December 30, 2003, 12:00 AM

U.S. web sites inaccessible for the visually impaired, says Forrester

85% of 20 sites recently reviewed weren’t accessible to the visually and hearing impaired. But visual inaccessibility is affecting not only that group, but also an aging boomer population squinting to see tiny text online, says Forrester.

Of several tests recently applied by Forrester Research to the user experience at 20 major web sites, accessibility for the visually impaired was the biggest failure. 85% of the sites reviewed were not accessible to visually impaired and hearing-impaired users, showing that marketers are missing a bet by underestimating the size of a potential audience, Forrester says.
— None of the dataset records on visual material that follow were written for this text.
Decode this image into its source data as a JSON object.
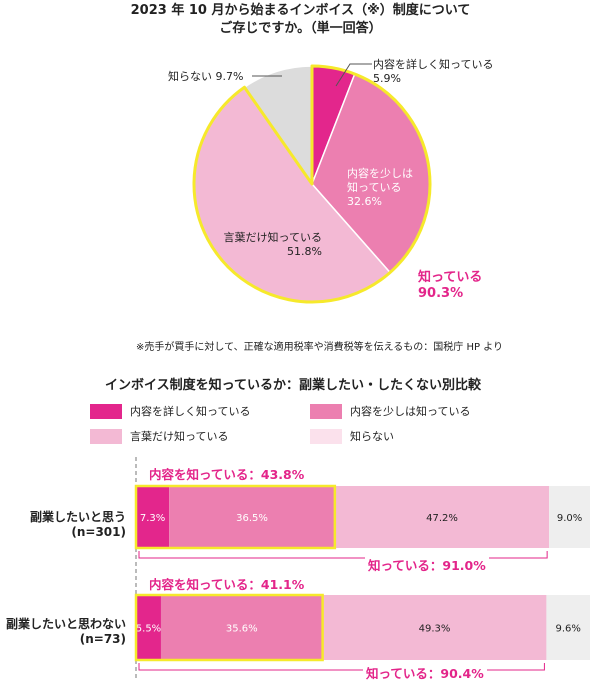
{
  "header": {
    "title_line1": "2023 年 10 月から始まるインボイス（※）制度について",
    "title_line2": "ご存じですか。（単一回答）"
  },
  "pie": {
    "known_label": "知っている",
    "known_value": "90.3%",
    "labels": {
      "detail": [
        "内容を詳しく知っている",
        "5.9%"
      ],
      "some": [
        "内容を少しは",
        "知っている",
        "32.6%"
      ],
      "name": [
        "言葉だけ知っている",
        "51.8%"
      ],
      "none": [
        "知らない 9.7%"
      ]
    }
  },
  "footnote": "※売手が買手に対して、正確な適用税率や消費税等を伝えるもの：国税庁 HP より",
  "section_title": "インボイス制度を知っているか：副業したい・したくない別比較",
  "legend": [
    {
      "label": "内容を詳しく知っている",
      "color": "#e3268c"
    },
    {
      "label": "内容を少しは知っている",
      "color": "#ec7fb0"
    },
    {
      "label": "言葉だけ知っている",
      "color": "#f3b9d4"
    },
    {
      "label": "知らない",
      "color": "#fbe1ec"
    }
  ],
  "bars": {
    "rows": [
      {
        "label_line1": "副業したいと思う",
        "label_line2": "(n=301)",
        "content_known": "内容を知っている：43.8%",
        "known": "知っている：91.0%",
        "value_labels": [
          "7.3%",
          "36.5%",
          "47.2%",
          "9.0%"
        ]
      },
      {
        "label_line1": "副業したいと思わない",
        "label_line2": "(n=73)",
        "content_known": "内容を知っている：41.1%",
        "known": "知っている：90.4%",
        "value_labels": [
          "5.5%",
          "35.6%",
          "49.3%",
          "9.6%"
        ]
      }
    ]
  },
  "colors": {
    "detail": "#e3268c",
    "some": "#ec7fb0",
    "name": "#f3b9d4",
    "none_pie": "#dcdcdc",
    "none_bar": "#eeeeee",
    "highlight": "#f6e92b",
    "accent_text": "#e3258a"
  },
  "chart_data": [
    {
      "type": "pie",
      "title": "2023 年 10 月から始まるインボイス（※）制度について ご存じですか。（単一回答）",
      "categories": [
        "内容を詳しく知っている",
        "内容を少しは知っている",
        "言葉だけ知っている",
        "知らない"
      ],
      "values": [
        5.9,
        32.6,
        51.8,
        9.7
      ],
      "annotations": [
        "知っている 90.3%"
      ]
    },
    {
      "type": "bar",
      "orientation": "horizontal-stacked",
      "title": "インボイス制度を知っているか：副業したい・したくない別比較",
      "categories": [
        "副業したいと思う (n=301)",
        "副業したいと思わない (n=73)"
      ],
      "series": [
        {
          "name": "内容を詳しく知っている",
          "values": [
            7.3,
            5.5
          ]
        },
        {
          "name": "内容を少しは知っている",
          "values": [
            36.5,
            35.6
          ]
        },
        {
          "name": "言葉だけ知っている",
          "values": [
            47.2,
            49.3
          ]
        },
        {
          "name": "知らない",
          "values": [
            9.0,
            9.6
          ]
        }
      ],
      "annotations": [
        "内容を知っている：43.8%",
        "知っている：91.0%",
        "内容を知っている：41.1%",
        "知っている：90.4%"
      ],
      "xlim": [
        0,
        100
      ]
    }
  ]
}
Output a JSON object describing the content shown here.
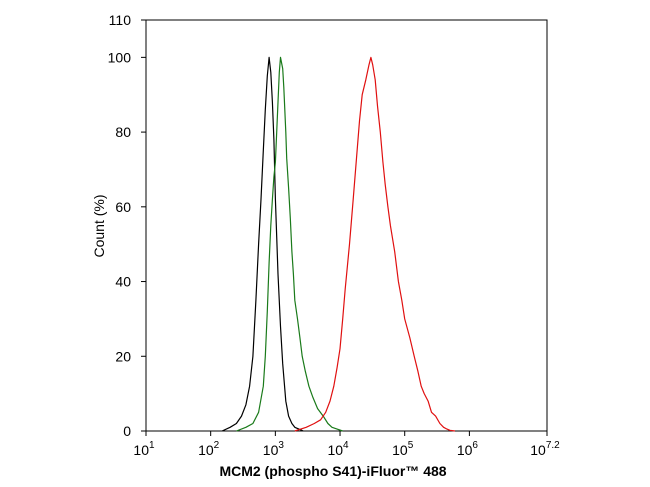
{
  "chart_data": {
    "type": "line",
    "title": "",
    "xlabel": "MCM2 (phospho S41)-iFluor™ 488",
    "ylabel": "Count  (%)",
    "xscale": "log",
    "xlim": [
      10,
      15848932
    ],
    "ylim": [
      0,
      110
    ],
    "grid": false,
    "x_ticks": [
      {
        "base": "10",
        "exp": "1"
      },
      {
        "base": "10",
        "exp": "2"
      },
      {
        "base": "10",
        "exp": "3"
      },
      {
        "base": "10",
        "exp": "4"
      },
      {
        "base": "10",
        "exp": "5"
      },
      {
        "base": "10",
        "exp": "6"
      },
      {
        "base": "10",
        "exp": "7.2"
      }
    ],
    "y_ticks": [
      "0",
      "20",
      "40",
      "60",
      "80",
      "100",
      "110"
    ],
    "series": [
      {
        "color": "#000000",
        "x": [
          150,
          200,
          250,
          300,
          350,
          400,
          450,
          500,
          550,
          600,
          650,
          700,
          750,
          800,
          850,
          900,
          950,
          1000,
          1050,
          1100,
          1200,
          1300,
          1450,
          1600,
          1800,
          2000,
          2300,
          2700
        ],
        "y": [
          0,
          1,
          2,
          4,
          7,
          12,
          20,
          35,
          50,
          62,
          75,
          86,
          95,
          100,
          96,
          88,
          78,
          62,
          52,
          42,
          28,
          18,
          8,
          4,
          2,
          1,
          0.5,
          0
        ]
      },
      {
        "color": "#1a7a1a",
        "x": [
          250,
          350,
          450,
          550,
          650,
          700,
          750,
          800,
          850,
          900,
          950,
          1000,
          1050,
          1100,
          1150,
          1200,
          1300,
          1350,
          1400,
          1450,
          1500,
          1600,
          1700,
          1800,
          1900,
          2000,
          2200,
          2400,
          2600,
          2900,
          3300,
          3800,
          4500,
          5500,
          6500,
          7500,
          9000,
          11000
        ],
        "y": [
          0,
          1,
          2,
          5,
          12,
          20,
          32,
          45,
          55,
          62,
          68,
          72,
          80,
          88,
          96,
          100,
          97,
          92,
          86,
          80,
          73,
          65,
          57,
          48,
          42,
          35,
          30,
          25,
          20,
          16,
          12,
          9,
          6,
          4,
          2,
          1,
          0.5,
          0
        ]
      },
      {
        "color": "#e01010",
        "x": [
          2000,
          3000,
          4000,
          5000,
          6000,
          7000,
          8000,
          9000,
          10000,
          11000,
          12000,
          14000,
          16000,
          18000,
          20000,
          22000,
          25000,
          28000,
          30000,
          32000,
          35000,
          38000,
          42000,
          46000,
          50000,
          55000,
          60000,
          70000,
          80000,
          90000,
          100000,
          120000,
          140000,
          160000,
          180000,
          200000,
          230000,
          260000,
          300000,
          350000,
          400000,
          450000,
          500000,
          600000
        ],
        "y": [
          0,
          1,
          2,
          3,
          5,
          8,
          12,
          17,
          22,
          30,
          38,
          50,
          62,
          73,
          83,
          90,
          94,
          98,
          100,
          98,
          94,
          87,
          80,
          72,
          66,
          60,
          55,
          48,
          40,
          35,
          30,
          25,
          20,
          16,
          12,
          10,
          8,
          5,
          4,
          2,
          1,
          0.5,
          0.2,
          0
        ]
      }
    ]
  }
}
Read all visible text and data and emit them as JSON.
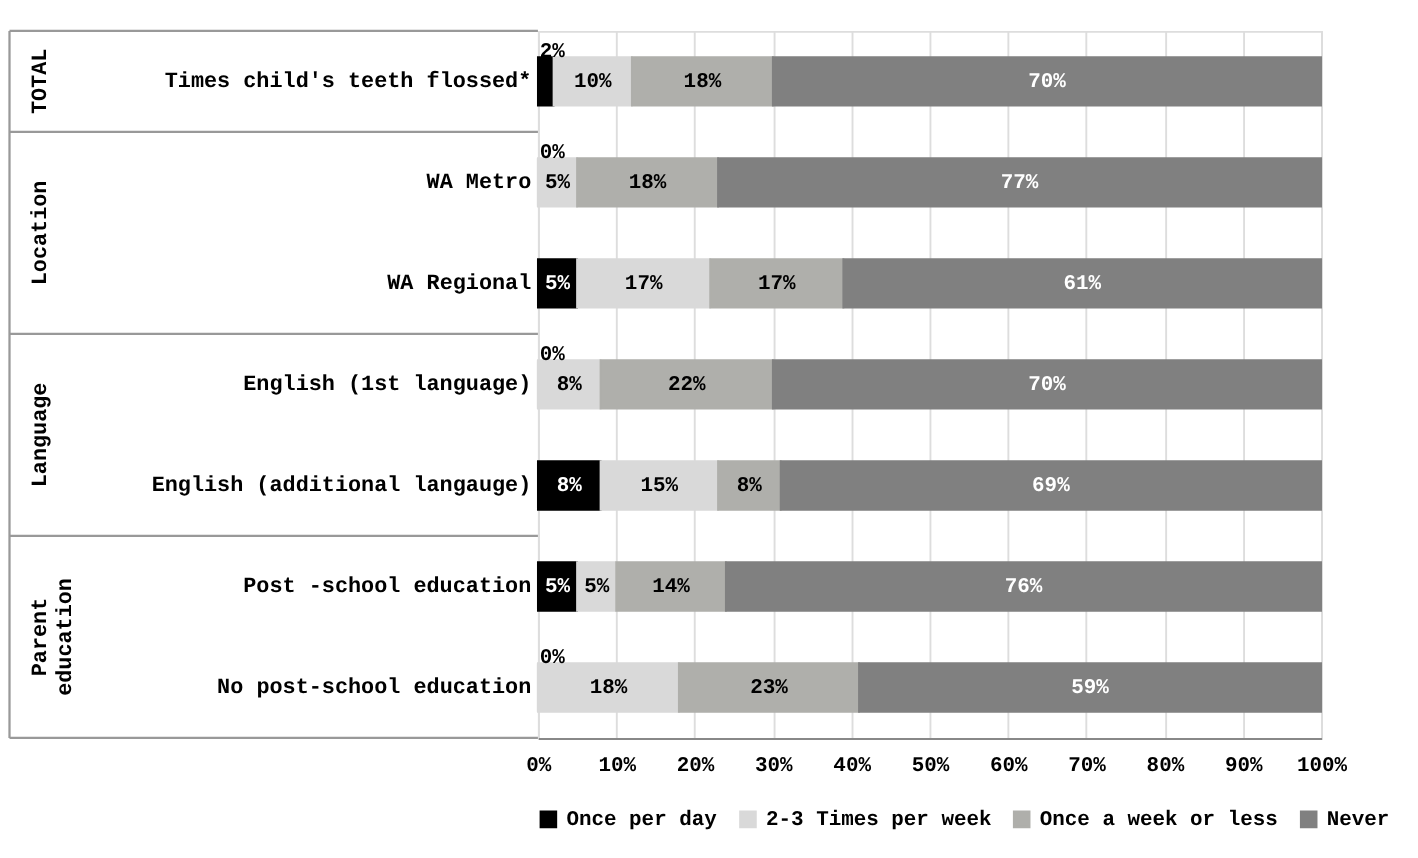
{
  "chart_data": {
    "type": "bar",
    "orientation": "horizontal",
    "stacked": true,
    "categories": [
      "Times child's teeth flossed*",
      "WA Metro",
      "WA Regional",
      "English (1st language)",
      "English (additional langauge)",
      "Post -school education",
      "No post-school education"
    ],
    "series": [
      {
        "name": "Once per day",
        "color": "#000000",
        "values": [
          2,
          0,
          5,
          0,
          8,
          5,
          0
        ],
        "value_labels": [
          "2%",
          "0%",
          "5%",
          "0%",
          "8%",
          "5%",
          "0%"
        ]
      },
      {
        "name": "2-3 Times per week",
        "color": "#d9d9d9",
        "values": [
          10,
          5,
          17,
          8,
          15,
          5,
          18
        ],
        "value_labels": [
          "10%",
          "5%",
          "17%",
          "8%",
          "15%",
          "5%",
          "18%"
        ]
      },
      {
        "name": "Once a week or less",
        "color": "#afafab",
        "values": [
          18,
          18,
          17,
          22,
          8,
          14,
          23
        ],
        "value_labels": [
          "18%",
          "18%",
          "17%",
          "22%",
          "8%",
          "14%",
          "23%"
        ]
      },
      {
        "name": "Never",
        "color": "#808080",
        "values": [
          70,
          77,
          61,
          70,
          69,
          76,
          59
        ],
        "value_labels": [
          "70%",
          "77%",
          "61%",
          "70%",
          "69%",
          "76%",
          "59%"
        ]
      }
    ],
    "xlim": [
      0,
      100
    ],
    "xticks": [
      {
        "value": 0,
        "label": "0%"
      },
      {
        "value": 10,
        "label": "10%"
      },
      {
        "value": 20,
        "label": "20%"
      },
      {
        "value": 30,
        "label": "30%"
      },
      {
        "value": 40,
        "label": "40%"
      },
      {
        "value": 50,
        "label": "50%"
      },
      {
        "value": 60,
        "label": "60%"
      },
      {
        "value": 70,
        "label": "70%"
      },
      {
        "value": 80,
        "label": "80%"
      },
      {
        "value": 90,
        "label": "90%"
      },
      {
        "value": 100,
        "label": "100%"
      }
    ],
    "grid": "x",
    "legend": "bottom",
    "annotations": [
      "TOTAL",
      "Location",
      "Language",
      "Parent education"
    ]
  }
}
Of the estimated 54 million Americans with disabilities, almost 8 million are blind or visually impaired. But visual accessibility impacts a much greater population than that as it affects anyone who has difficulty reading small type. "As we age, that describes all of us," Forrester says. According to the research firm, 28% of consumers 65 and older already are online, and it projects that this percentage will increase significantly as baby boomers--already online in greater numbers--hit retirement age. In fact, of 29 guidelines for improving usability of web sites for the visually impaired that appeared in an outside study cited in a recent Forrester report, 17, such as writing in short, clear sentences and making text links descriptive, would improve usability for sighted users as well.

Online retailers can get a quick read on how their site fares on accessibility against guidelines such as Section 508 of the U.S. government’s Rehabilitation Act with software made to identify relevant errors. In addition, notes Forrester, site operators seeking help from creative agencies and developers should require those agencies to comply with accessibility guidelines in future site redesigns. Countries such as the United Kingdom and Japan are ahead of the U.S. in building such accessibility into web sites, according to Forrester, which notes that "American companies doing business in those countries will find themselves scrambling to catch up."